Shandong increased its offer in March by 75.5 per cent on Cardinal’s 20-day volume weighted average price ($0.34 per share).

After a consideration by the Cardinal board, the directors are unanimously recommending all shareholders to accept the offer in absence of a superior proposal.

The directors, who hold a combined 6.37 per cent of Cardinal shares intend to accept the offer.

Cardinal chief executive and managing director Archie Koimtsidis said he was pleased Shandong was committed to developing its Namdini project in Ghana should the takeover be successful.

“The board of directors of Cardinal has negotiated what we consider a strong offer for our shareholders and one which delivers a significant premium to Cardinal’s market price, at a time of considerable volatility and uncertainty in global markets,” Koimtsidis said.

“I am pleased Shandong gold is committed to getting on with development of Namdini to establish the first long-life gold mine in the upper east region of Ghana, bringing many significant and long-lasting benefits to the local community and Ghana.”

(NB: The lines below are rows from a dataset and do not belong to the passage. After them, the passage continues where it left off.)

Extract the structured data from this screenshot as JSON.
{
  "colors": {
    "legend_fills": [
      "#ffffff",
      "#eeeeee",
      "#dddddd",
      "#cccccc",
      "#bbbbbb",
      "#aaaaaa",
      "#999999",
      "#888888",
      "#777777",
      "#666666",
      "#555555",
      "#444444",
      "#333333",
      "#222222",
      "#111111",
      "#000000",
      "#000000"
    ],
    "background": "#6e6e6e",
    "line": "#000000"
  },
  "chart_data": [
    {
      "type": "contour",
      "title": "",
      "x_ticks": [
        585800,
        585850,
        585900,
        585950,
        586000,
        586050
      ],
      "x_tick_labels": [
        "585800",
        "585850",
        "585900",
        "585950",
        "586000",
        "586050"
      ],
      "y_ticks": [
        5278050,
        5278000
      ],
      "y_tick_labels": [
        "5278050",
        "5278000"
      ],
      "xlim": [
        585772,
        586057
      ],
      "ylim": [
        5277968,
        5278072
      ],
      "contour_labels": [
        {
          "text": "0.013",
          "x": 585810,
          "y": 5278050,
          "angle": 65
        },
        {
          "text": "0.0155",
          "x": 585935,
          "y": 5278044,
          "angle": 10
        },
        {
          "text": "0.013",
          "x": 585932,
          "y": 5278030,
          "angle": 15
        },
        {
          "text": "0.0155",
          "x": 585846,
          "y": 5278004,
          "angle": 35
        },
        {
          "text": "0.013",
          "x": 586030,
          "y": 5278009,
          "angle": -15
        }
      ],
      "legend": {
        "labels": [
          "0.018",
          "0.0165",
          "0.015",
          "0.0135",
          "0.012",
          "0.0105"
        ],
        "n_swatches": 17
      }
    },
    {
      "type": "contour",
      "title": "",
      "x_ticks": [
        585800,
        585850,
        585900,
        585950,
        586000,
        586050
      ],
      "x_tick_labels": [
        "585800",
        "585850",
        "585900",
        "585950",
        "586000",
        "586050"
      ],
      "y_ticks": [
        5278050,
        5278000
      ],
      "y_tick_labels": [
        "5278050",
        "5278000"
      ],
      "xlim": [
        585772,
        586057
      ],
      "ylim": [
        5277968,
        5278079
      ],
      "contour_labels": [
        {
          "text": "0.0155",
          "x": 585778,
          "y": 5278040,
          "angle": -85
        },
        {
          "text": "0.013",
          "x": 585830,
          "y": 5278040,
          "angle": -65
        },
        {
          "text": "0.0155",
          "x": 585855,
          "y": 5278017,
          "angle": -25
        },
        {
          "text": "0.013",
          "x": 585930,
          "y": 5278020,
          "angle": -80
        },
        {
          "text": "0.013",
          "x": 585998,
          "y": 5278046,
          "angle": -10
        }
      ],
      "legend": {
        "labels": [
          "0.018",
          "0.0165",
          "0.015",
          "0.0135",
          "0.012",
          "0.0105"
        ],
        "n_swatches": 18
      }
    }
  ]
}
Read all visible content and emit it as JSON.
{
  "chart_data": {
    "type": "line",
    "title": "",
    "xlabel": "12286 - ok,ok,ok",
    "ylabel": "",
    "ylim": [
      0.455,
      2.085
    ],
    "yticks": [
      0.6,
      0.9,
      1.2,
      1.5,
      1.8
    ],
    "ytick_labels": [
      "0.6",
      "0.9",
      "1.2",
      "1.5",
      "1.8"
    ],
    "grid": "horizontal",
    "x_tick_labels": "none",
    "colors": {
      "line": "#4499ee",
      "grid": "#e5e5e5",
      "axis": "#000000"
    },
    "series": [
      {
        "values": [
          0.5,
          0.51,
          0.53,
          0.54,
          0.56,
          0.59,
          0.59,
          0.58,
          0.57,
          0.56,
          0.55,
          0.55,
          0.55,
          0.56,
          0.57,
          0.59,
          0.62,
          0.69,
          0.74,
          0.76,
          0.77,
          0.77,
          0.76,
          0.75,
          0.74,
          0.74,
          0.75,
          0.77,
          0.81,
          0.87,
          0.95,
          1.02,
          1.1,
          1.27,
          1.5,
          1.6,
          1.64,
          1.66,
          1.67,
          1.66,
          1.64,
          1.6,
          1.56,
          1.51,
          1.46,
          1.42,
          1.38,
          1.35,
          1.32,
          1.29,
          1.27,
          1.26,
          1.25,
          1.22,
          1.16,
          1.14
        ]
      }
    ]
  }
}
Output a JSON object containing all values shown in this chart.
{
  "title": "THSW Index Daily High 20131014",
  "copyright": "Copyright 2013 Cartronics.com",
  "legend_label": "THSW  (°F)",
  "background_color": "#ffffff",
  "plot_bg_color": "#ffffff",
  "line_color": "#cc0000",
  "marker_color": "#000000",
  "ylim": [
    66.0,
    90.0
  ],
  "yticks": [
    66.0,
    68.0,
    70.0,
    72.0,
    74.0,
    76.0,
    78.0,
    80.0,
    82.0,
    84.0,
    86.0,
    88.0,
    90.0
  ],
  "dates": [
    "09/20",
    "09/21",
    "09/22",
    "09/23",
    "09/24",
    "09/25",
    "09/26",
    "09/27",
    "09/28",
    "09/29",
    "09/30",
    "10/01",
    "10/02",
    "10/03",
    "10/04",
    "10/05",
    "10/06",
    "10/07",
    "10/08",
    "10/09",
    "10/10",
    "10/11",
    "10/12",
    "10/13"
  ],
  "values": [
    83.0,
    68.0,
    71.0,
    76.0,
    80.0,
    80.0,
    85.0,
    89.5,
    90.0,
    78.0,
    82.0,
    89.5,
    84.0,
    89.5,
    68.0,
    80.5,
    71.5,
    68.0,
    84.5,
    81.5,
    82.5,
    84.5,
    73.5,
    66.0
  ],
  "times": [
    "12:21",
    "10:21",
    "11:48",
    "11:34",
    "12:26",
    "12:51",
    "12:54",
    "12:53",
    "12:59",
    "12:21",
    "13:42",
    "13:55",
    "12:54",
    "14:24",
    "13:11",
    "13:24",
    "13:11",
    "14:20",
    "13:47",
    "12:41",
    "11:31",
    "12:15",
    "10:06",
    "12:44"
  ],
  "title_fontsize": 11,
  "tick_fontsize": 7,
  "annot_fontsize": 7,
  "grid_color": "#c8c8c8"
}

Shandong chairman Li Guohong added that he was conscious of the strong working relationship Cardinal had built with the local community at the Namdini project and wanted to continue building on this.

“We have tremendous respect for the Cardinal organisation for the manner in which it has advanced Namdini to its current development status,” Guohong said.

“We are conscious of how important the development of Namdini is to both the local community and the country of Ghana. We look forward to continue to build on this close relationship for the benefit of all stakeholders of the Namdini project.”

Shandong is the largest gold producer in China and has assets in Argentina.